In the present case, we have (from left to right in the image) a disturbance that is drifting northwest near the western Yucatan Peninsula and southern Bay of Campeche. This system may encounter reduced wind shear aloft as it moves over the Gulf of Mexico in the next 2-3 days, and some computer models suggest intensification followed by a westward drift into Mexico or maybe southern Texas. The next system, just east of the Windward Islands, appears likely to take a northwestward track that could bring it up across Puerto Rico and Hispaniola after another day or two. So far, computer models are tending to keep this system fairly weak and disorganized, but that's no guarantee that some tropical development could not occur. The third system of interest is getting close to 700 miles southwest of the Cape Verde Islands in the eastern Atlantic, and may be the most likely of the three to reach hurricane status in the next few days, with upper level winds likely to become rather favorable, warm ocean waters to tap for energy from below, and most computer models maintaining or intensifying a well-organized storm. Whether one or all of these disturbances will acquire names between now and the second half of the week remains up in the air, but if they do the next three names on this year's list are Karen, Lorenzo and Melissa.

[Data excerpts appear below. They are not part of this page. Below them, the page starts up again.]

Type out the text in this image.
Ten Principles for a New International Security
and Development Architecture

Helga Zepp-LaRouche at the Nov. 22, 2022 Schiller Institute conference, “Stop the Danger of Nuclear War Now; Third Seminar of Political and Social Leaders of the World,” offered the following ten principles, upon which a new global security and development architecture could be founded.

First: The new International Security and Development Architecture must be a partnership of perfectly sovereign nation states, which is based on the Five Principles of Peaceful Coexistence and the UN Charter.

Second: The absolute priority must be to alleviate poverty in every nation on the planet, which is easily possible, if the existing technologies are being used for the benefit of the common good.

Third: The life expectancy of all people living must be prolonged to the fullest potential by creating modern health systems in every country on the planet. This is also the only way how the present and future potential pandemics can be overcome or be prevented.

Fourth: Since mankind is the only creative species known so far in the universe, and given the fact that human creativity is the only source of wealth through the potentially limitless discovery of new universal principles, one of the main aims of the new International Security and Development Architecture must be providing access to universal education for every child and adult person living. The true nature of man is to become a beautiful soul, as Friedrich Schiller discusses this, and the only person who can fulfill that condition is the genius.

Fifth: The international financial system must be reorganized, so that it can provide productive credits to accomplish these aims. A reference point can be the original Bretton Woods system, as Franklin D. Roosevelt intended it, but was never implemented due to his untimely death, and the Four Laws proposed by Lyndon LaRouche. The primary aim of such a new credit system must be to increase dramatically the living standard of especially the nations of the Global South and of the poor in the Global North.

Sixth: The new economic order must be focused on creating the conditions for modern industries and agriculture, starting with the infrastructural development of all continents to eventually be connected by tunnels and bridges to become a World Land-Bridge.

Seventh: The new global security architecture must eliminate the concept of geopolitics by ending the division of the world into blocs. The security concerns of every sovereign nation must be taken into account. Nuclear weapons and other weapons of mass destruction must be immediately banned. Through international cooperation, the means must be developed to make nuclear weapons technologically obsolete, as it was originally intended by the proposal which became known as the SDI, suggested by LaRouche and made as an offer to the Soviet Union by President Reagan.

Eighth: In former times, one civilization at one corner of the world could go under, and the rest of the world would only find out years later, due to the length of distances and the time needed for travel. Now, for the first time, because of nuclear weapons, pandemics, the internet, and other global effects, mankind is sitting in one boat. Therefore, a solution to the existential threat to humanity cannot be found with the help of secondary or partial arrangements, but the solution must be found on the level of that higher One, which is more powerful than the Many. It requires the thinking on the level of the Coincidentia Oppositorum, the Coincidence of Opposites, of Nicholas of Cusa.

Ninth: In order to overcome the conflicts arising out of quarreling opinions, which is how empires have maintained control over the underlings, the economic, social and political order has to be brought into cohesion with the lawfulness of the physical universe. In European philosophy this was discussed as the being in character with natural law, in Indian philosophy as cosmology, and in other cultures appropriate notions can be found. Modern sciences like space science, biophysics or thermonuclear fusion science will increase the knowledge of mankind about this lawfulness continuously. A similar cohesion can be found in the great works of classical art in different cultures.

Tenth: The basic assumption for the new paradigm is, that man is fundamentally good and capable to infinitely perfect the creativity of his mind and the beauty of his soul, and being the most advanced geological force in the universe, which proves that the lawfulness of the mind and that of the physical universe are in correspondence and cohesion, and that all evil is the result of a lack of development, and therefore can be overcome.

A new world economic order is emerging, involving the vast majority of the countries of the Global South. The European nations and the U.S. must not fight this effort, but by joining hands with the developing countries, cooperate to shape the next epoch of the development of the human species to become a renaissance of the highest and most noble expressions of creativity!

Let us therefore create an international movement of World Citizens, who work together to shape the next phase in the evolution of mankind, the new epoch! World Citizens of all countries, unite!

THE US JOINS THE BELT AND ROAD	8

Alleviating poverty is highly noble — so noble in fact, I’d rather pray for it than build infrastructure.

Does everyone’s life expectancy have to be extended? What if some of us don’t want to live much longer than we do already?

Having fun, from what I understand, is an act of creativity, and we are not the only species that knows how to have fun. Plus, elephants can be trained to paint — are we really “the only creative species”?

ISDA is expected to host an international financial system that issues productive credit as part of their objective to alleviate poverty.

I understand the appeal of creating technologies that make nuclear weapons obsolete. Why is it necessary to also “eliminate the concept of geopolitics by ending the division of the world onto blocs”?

We'll also have to watch a potential low forming off the southeast coast of the U.S. around Thursday into Friday, but for now it appears that will happen just in advance of a passing upper level trough that would either steer the low off to the northeast just as it begins to deepen, or incorporate it as a non-tropical system. In either case, our rain chances across central NC don't appear too great with this system or with a frontal boundary that should cross the region later Thursday into Friday morning. We might manage a few hit and miss showers or thunderstorms with one or the other of these features, but for now the systems wouldn't seem to support anything widespread and soaking, and we'll likely transition right into a short-lived cooler and less humid pattern for the weekend, followed by another round of above normal temperatures to close out the month and kick off October.